All the New Testament wraps around three issues:
1) The first followers of Jesus had an experience of him after he died that they couldn’t explain away and couldn’t really describe except as a Resurrection, different from Lazarus and others (including folks today) who “code” and then come back to the life they knew before, more or less. This was different, and it was so mind-blowing that almost all of the disciples were willing to be martyred rather than deny what they experienced. The heart of the New Testament is trying to make sense of what that experience of a resurrected Jesus was.

2) The first wave of disciples had died, and yet the world still turned. The earliest believers thought Jesus’ resurrection was the beginning of the end of the world and that the rest would happen really soon. By the time the Gospels (and Acts) were written, it was clear that that was not the plan. So they had to try to come to grips with that.

3) Jesus was a Jewish rabbi, and he taught within the rabbinical tradition to a group that was mostly Jewish. But once he died, his following caught fire not among Messianic Jews but among Gentiles. Matthew and Luke, especially, try to make the argument that even though they proclaimed that the God of the Hebrews had sparked this Church of Gentiles, He wasn’t a fickle God who had changed allegiances, but the shift was “part of the plan” all along. Matthew does this by incessantly citing Old Testament verses to “prove” who Jesus was. Luke does it more subtly, by using the rhetorical style and preference for the underdog that marks the Old Testament. But they’re getting after the same point: even though things are different than you expected, God can be trusted. So in Matthew, the Uber-Jewish version of Jesus tells his followers to get out of Jerusalem and go spread the gospel to everyone. While Luke, more grounded in the outsiders, has the apostles starting off in Jerusalem.

OK.

During the quarantine, we’ve taken to exposing Betsy to the classic films of our youth and young adulthood. While April uses “Ferris Bueller’s Day Off” in class and Betsy had seen snippets over the years, we finally watched the whole thing as a family. And, if you are of my generation, you know that one of the little charms of that movie was Matthew Broderick’s repeated breaking of the fourth wall (talking directly to the audience). It even happens at the end of the credits; after a prolonged narrative of the evil principal, Ed Rooney, trudging home in defeat, after the last credit a bathrobed Broderick leaves his room and in the hall addresses the camera, shooing the audience away with “You’re still here? Go home! The movie’s over.”

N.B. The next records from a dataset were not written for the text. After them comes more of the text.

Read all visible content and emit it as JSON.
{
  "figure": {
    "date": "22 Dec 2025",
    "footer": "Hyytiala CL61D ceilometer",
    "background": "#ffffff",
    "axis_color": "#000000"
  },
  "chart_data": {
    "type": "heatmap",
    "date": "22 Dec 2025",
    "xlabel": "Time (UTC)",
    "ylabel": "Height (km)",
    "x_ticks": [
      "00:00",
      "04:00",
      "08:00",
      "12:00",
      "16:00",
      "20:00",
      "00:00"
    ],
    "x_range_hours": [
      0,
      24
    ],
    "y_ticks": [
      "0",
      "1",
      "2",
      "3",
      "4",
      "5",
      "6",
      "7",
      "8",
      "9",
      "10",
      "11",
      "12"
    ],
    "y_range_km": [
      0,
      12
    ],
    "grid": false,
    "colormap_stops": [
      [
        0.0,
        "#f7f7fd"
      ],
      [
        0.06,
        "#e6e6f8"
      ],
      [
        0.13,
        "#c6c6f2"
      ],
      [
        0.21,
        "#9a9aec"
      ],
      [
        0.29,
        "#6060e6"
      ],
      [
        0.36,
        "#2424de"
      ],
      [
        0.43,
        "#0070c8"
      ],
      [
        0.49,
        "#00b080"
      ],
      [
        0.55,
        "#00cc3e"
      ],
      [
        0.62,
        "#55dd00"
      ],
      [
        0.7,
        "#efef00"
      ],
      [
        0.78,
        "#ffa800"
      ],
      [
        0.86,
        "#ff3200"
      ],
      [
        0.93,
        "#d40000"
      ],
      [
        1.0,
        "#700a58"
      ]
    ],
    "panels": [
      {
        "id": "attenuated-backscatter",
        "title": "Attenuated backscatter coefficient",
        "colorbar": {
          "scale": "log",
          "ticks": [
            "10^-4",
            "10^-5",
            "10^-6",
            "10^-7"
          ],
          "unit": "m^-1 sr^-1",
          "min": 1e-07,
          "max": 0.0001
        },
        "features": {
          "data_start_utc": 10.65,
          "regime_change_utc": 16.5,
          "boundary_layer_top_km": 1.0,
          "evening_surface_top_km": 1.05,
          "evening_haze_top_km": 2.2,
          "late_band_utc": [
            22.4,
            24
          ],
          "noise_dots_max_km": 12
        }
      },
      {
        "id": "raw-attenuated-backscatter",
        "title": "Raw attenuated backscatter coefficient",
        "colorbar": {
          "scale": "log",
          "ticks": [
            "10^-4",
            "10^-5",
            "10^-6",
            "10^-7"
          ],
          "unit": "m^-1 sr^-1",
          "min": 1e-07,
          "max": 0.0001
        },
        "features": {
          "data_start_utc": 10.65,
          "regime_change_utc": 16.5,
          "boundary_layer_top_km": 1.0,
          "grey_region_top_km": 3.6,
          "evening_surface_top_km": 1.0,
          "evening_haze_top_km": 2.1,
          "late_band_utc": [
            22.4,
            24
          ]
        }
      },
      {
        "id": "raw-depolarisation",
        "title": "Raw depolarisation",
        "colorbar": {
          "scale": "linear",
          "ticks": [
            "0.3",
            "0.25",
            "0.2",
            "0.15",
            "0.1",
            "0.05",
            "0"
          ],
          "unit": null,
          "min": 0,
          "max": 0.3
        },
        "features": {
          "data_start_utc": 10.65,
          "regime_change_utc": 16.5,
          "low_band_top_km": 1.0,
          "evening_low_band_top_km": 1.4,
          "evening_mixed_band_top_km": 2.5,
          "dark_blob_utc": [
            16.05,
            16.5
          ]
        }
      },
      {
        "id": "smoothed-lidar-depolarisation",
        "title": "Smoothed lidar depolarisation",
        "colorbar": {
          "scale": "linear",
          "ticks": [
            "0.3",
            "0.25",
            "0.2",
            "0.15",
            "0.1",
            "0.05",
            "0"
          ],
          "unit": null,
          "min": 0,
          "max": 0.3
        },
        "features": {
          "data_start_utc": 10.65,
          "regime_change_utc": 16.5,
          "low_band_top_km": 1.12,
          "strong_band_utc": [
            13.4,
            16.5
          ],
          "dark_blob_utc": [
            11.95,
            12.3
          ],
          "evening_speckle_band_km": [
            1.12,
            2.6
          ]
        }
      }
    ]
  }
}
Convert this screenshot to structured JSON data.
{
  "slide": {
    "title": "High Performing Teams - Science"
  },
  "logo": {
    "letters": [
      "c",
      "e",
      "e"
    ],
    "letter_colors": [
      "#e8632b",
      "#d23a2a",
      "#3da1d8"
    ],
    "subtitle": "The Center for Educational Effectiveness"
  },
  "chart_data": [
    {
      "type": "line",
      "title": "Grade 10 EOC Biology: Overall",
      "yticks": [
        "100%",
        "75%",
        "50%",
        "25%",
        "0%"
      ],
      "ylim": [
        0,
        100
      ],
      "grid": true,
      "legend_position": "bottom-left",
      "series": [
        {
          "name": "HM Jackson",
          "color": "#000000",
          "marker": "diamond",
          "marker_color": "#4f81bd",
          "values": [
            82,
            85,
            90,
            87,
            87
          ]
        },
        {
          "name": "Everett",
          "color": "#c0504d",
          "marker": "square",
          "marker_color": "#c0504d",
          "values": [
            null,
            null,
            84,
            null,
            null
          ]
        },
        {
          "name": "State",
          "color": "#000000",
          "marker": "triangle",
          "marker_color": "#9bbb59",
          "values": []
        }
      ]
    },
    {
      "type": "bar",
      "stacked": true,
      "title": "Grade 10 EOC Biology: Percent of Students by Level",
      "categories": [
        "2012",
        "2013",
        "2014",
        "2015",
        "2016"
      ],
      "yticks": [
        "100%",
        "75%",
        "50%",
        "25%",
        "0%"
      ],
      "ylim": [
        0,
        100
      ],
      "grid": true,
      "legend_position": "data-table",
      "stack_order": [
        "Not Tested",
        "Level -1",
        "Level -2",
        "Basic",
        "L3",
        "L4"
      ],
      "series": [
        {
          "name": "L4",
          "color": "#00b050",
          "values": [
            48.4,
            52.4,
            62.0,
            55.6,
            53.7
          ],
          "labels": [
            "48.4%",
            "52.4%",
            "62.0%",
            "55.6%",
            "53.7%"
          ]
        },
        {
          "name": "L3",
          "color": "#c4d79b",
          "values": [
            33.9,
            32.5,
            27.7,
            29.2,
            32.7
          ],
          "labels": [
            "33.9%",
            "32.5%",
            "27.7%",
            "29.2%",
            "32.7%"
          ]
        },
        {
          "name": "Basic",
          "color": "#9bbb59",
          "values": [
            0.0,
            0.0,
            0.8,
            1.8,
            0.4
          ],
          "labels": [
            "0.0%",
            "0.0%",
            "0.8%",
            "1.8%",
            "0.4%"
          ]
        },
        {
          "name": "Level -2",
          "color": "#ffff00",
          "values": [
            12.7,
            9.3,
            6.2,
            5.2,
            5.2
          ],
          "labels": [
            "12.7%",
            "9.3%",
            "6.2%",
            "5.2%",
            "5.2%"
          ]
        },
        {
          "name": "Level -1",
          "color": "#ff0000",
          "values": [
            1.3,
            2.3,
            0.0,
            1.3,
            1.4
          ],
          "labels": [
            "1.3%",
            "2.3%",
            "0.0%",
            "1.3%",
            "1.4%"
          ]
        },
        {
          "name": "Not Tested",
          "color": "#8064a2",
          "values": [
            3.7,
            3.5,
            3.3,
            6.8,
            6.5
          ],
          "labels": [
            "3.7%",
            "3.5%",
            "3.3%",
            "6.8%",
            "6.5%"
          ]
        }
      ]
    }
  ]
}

I can never read Acts 1:11 without hearing Broderick as one of the angels telling the disciples, who have just watched Jesus ascend into the sky, “Why are you standing there looking up at the sky?” Go home. The movie’s over.

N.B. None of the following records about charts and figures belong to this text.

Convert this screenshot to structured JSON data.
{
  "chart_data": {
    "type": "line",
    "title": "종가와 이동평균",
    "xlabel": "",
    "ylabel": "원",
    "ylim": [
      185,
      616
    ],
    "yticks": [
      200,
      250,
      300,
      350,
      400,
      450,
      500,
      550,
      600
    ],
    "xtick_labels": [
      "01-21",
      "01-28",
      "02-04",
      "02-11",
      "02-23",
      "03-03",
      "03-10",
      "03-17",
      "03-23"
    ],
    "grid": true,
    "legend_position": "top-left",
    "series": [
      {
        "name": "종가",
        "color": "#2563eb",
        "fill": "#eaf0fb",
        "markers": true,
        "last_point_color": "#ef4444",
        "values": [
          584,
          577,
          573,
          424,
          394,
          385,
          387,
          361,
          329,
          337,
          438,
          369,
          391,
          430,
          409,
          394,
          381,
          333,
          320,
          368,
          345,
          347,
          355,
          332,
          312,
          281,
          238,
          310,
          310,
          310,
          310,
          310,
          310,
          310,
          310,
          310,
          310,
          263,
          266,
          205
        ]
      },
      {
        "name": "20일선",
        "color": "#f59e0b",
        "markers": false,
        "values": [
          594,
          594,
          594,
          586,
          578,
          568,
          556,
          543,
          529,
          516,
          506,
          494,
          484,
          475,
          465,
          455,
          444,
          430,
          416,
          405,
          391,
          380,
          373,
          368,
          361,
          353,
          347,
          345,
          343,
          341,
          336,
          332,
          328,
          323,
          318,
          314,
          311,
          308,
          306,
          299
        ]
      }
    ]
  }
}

[Of course, the angels then say he’ll be coming back the same way he left. Which, were it me, I’d keep looking up, too, just in case.]

And here’s the other little thing I enjoyed:

So the apostles go back to the room they were camping out in in Jerusalem (like the worst AirBnB guests ever) and just hang out for a while, until Peter gathers 120 of them (how big IS that loft, anyway?) and says we need to replace Judas. Today was the first time it struck me that after Peter prays for divine guidance on who should be the new 12th man (as it were), they flip a coin. Not “tell us in prayer which one to pick”; not “let’s have an interview, talent and swimsuit competition”; just “we know you’ll tell us who You want” and they flip a coin.

When April and I were in college, I coined a phrase we use today: “a Tom’s machine experience.” I would often go to the vending machine in the basement of my residence hall, not quite sure what I wanted. I would put in the money and hit the buttons of both of the things I couldn’t decide on. And as the winning item rolled out of the corkscrew holder and fell to the bottom to be retrieved, sometimes I would be happy. Other times, I’d be a little disappointed, because in choosing, I realized that what I’d really wanted was the other thing whose button I pushed. That’s a Tom’s machine experience. (Do any of you have that type of regret? Or is that my own little quirk?)

So I wonder, as the lots came up Matthias, if Peter or anyone else secretly winced and thought “Should have been the other guy” (who clearly receded into oblivion, since Acts has three different names for the runner-up).

Anyway, this is how most of Acts goes. And if Joseph/Barsabbas/Justus isn’t an official saint of the Church, he ought to be, because the forgotten other guy is my closest spirit animal.